Читать книгу Waarheid en droomen - J. P. Hasebroek - Страница 5
DE HAARLEMSCHE COURANT.
Оглавление„Hebt gij den brievenpost reeds gehoord?”
Dit is driemaal ’s weeks mijn eerste vraag, als ik den voet buiten mijn slaapkamer zet, om te gaan ontbijten.
En waarom, meent gij?
Omdat ik belangrijke handelsberichten verwacht?—Gij vergist u. Ik heb met geen koopman ter wereld iets uitstaande, als gij den makelaar, die mijne weinige effecten, rara folia, beheert, en den Amsterdamschen tabakskooper, die mij maandelijks mijn varinas zendt, uitzondert.

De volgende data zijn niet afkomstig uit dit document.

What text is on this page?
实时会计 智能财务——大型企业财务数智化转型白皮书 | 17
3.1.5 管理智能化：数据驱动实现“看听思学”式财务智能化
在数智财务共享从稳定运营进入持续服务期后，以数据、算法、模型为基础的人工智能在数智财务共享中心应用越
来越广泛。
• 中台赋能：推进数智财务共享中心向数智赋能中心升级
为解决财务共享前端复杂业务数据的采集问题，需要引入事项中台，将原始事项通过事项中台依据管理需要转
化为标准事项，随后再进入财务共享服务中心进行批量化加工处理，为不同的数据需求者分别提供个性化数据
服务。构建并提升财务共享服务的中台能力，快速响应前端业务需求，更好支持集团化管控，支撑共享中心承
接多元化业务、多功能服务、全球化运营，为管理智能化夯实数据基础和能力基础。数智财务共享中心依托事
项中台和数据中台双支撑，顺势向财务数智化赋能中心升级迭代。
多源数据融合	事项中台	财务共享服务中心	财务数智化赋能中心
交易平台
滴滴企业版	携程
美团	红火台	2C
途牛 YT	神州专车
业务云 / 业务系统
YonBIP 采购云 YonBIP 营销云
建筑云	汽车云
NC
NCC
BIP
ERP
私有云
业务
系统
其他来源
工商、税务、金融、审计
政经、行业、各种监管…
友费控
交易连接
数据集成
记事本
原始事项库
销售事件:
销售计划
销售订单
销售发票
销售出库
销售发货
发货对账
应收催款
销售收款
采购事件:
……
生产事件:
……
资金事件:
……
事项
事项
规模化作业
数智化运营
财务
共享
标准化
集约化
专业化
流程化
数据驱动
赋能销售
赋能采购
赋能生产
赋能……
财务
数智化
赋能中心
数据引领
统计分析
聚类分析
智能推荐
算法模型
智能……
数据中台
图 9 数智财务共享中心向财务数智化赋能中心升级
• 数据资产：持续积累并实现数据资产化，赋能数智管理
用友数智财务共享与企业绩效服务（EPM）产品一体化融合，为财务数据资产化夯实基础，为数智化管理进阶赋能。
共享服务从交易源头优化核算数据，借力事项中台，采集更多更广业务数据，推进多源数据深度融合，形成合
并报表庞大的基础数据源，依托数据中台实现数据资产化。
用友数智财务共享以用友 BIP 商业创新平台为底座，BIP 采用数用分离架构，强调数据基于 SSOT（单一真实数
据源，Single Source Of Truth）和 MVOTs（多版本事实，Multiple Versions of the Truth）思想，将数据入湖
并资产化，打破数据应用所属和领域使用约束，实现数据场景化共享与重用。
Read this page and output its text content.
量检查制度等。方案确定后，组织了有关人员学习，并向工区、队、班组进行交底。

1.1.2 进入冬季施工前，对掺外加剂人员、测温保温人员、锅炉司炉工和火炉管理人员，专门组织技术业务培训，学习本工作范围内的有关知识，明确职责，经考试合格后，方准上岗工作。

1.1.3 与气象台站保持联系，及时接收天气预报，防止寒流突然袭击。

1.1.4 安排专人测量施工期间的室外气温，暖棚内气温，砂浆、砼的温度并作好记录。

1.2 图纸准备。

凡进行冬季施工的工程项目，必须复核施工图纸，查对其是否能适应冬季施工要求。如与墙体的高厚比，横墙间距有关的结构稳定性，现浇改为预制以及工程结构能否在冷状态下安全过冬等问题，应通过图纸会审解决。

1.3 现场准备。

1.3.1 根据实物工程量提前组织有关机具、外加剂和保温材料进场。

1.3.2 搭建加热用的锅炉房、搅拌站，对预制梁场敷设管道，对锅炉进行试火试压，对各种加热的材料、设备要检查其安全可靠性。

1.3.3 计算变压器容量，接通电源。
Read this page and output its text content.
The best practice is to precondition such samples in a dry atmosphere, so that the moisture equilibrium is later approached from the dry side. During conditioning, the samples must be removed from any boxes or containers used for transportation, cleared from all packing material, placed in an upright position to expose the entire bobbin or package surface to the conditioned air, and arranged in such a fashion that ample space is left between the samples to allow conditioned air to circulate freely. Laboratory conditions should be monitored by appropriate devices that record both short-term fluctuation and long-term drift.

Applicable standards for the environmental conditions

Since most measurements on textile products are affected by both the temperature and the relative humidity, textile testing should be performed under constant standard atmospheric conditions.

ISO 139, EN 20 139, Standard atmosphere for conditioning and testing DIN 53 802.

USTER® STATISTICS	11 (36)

Omdat ik een brief van teederen aard te gemoet zie?—Nog minder. Ik ben een oud vrijer, en heb in die soort van correspondentie niets meer te verwachten, sedert ik het kleine bundeltje, dat ik vroeger op mijn hart droeg, met een rozerood lint omwonden en met een hieroglyphisch cachet verzegeld, in een verborgen lade van mijn secretaire sloot.
Omdat ik naar een brief met zwarte randen uitkijk, die mij de testamentaire dispositie van een rijken oudoom berichten moet?—Gelukkig niet. Ik heb het voorrecht, den laatsten, wiens overlijden mij voordeel kon aanbrengen, te hebben zien sterven. Nu ben ik verlost van dat onaangenaam gevoel van kwade begeerlijkheid, dat het gezicht van een gegoeden en ongehuwden bloedverwant altijd in mij opwekte; een gevoel, niet ongelijk aan den zelfstrijd van den arme, die er niet buiten kan, zijn gemest ooilam met beluste oogen aan te zien.
Ik zie wel, ge zult het niet raden. Welnu! die vraag ontstaat uit ongeduldig verlangen naar de Haarlemsche Courant.
Naar de Haarlemsche Courant?
Ja, lezer! maar niet geheel om dezelfde reden, waarom gij er denkelijk naar verlangt. Mij dunkt, ik zie u, zoo als gij haar vrij onverschillig in de hand neemt, eerst de advertentiën doorloopt, en tot de tegen u [2]overzittende dame het woord richt: „Mevrouw A. heeft eene dochter. Jack is ridder geworden. De advokaat B. is dood,” enz. De advertentiën doorgelezen hebbende, gaat gij, achterwaarts opklimmende, tot het staatkundige nieuws over, zoekt bij voorkeur de opgave van brand, stormen en landziekten op, en eindigt met een vluchtigen blik op de verschillende aankondigingen te werpen. Eindelijk legt ge geeuwende het blad uit de handen, en reikt het uwe vrouw of zuster toe, met het vonnis:
„Heden niets nieuws.”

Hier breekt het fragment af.